Rettungsaktion angelaufen: IS-Kinder sollen bald in Wien sein

Das Außenministerium möchte erstmals Kinder einer IS-Anhängerin zurück nach Österreich holen.

von Markus Strohmayer

Mehr als 70.000 Frauen, Kinder und alte Menschen – alle eingezäunt mit Stacheldraht. Verletzungen, Verstümmelungen und Mangelerscheinungen sind eher die Regel als die Ausnahme. So beschreibt der Politikwissenschaftler Thomas Schmidinger die Zustände im Wüstenlager Al-Hol in Nordostsyrien.

Für zwei Kleinkinder soll dieser Albtraum bald zu Ende gehen. Das österreichische Außenministerium bereitet derzeit eine Rückholaktion vor. Erstmals dürfen Kinder einer IS-Sympathisantin nach Österreich zurück.

Bei den Buben im Alter von 1,5 und drei Jahren handelt es sich um die Söhne der mutmaßlich getöteten IS-Anhängerin Sabina S. Im Jahr 2014 war die damals 15-jährige Wienerin nach Syrien aufgebrochen, um sich dem IS anzuschließen.

Dass ihre Kinder nun heimkommen sollen, verdanken sie den Bemühungen der Großeltern und des Nahostexperten Schmidinger, mit dessen Hilfe die Kinder aufgespürt wurden. „Aufgrund meiner guten Kontakte zur kurdischen Selbstverwaltung in der Region wurde ich von den Großeltern um Hilfe gebeten.“ Er stimmte zu und organisierte im Mai für die Großmutter und sich Zutritt zum Camp.

Stundenlange Suche der Kinder

„Wir marschierten mit einem Foto der Buben, begleitet von kurdischen Kämpfern, stundenlang durch das Zeltlager und fragten uns durch. Anders ging es nicht, da leben mehr als 70.000 Menschen, aber es gibt keine vollständige Registrierung“, erinnert sich der Politikwissenschaftler. Einfach sei die Suche in dem riesigen Zeltlager, in dessen Inneren immer noch die Regeln des IS gelten, nicht gewesen.
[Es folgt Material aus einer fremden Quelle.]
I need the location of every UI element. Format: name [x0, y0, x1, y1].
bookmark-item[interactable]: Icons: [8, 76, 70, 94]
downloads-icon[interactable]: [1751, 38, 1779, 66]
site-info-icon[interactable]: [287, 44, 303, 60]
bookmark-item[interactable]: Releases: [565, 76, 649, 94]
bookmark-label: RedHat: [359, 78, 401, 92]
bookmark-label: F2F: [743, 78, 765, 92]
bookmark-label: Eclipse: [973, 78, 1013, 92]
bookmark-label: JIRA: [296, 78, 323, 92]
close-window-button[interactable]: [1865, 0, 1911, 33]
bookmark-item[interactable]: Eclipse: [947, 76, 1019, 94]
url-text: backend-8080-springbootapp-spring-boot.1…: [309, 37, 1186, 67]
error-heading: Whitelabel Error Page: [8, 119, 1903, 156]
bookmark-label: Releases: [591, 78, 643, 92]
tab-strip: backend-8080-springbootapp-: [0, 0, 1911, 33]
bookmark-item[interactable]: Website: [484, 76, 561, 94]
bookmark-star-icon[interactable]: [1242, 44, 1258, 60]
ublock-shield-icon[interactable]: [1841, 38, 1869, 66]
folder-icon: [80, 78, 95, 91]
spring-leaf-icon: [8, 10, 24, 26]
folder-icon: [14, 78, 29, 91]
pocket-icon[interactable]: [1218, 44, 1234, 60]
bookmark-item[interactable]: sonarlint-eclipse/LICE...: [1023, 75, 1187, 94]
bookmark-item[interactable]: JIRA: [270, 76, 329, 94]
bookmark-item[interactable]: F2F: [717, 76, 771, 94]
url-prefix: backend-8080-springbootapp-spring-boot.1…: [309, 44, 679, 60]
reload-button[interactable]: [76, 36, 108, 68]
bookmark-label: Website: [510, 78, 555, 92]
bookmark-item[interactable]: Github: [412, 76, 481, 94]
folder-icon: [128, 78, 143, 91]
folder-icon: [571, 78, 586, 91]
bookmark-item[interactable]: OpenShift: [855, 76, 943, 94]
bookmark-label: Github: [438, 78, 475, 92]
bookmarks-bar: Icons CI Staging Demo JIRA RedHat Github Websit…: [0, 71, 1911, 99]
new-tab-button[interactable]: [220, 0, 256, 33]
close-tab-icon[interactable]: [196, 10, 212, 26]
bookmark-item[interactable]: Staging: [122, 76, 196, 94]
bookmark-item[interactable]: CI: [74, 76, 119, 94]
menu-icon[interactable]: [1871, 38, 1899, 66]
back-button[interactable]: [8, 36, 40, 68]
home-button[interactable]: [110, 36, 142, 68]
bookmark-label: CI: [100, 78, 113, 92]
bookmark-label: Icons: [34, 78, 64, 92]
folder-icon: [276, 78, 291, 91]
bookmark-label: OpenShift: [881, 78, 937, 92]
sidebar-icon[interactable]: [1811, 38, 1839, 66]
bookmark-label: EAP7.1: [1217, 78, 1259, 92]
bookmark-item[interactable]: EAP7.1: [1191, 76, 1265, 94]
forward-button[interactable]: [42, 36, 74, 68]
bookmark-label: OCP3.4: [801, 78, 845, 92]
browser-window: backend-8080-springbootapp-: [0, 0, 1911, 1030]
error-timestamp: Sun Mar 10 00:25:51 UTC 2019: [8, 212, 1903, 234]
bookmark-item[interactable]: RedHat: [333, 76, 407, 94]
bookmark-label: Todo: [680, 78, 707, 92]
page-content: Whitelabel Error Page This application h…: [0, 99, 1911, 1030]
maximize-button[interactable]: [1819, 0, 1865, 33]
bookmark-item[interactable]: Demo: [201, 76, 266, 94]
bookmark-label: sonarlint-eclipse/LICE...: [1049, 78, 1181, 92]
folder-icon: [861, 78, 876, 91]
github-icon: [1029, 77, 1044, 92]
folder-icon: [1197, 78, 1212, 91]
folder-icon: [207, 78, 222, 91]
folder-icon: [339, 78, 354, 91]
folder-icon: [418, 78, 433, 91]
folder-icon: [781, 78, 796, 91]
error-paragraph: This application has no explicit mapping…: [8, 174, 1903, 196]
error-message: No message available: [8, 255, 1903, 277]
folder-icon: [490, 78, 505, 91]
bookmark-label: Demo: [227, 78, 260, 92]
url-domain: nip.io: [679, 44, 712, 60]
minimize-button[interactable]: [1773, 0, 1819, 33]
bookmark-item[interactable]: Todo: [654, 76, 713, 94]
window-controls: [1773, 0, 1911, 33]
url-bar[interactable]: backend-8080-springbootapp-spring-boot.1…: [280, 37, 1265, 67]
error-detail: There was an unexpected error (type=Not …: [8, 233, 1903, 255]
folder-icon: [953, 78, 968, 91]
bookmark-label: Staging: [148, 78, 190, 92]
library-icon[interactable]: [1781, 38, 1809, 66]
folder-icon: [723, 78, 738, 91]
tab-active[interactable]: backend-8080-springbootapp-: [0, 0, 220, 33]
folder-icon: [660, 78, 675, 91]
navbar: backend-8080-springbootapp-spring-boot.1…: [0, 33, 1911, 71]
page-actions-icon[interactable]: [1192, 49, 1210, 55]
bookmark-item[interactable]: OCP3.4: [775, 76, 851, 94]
Schlussendlich hätte man aber den entscheidenden Hinweis bekommen und die Kinder körperlich gesund vorgefunden.

Drei Monate später soll die Rückholung nun unmittelbar bevorstehen. Das Außenministerium habe die Umstände des Falls geprüft und bereite eine entsprechende Aktion vor. Es seien alle Voraussetzungen für eine Rückholung erfüllt, sagte Außenministeriumssprecher Peter Guschelbauer gegenüber Ö1. So wurde ein DNA-Test durchgeführt, der die Verwandtschaft zu den Großeltern bestätigt. Diesen wurde vergangene Woche von einem österreichischen Pflegegericht das Sorgerecht zugesprochen.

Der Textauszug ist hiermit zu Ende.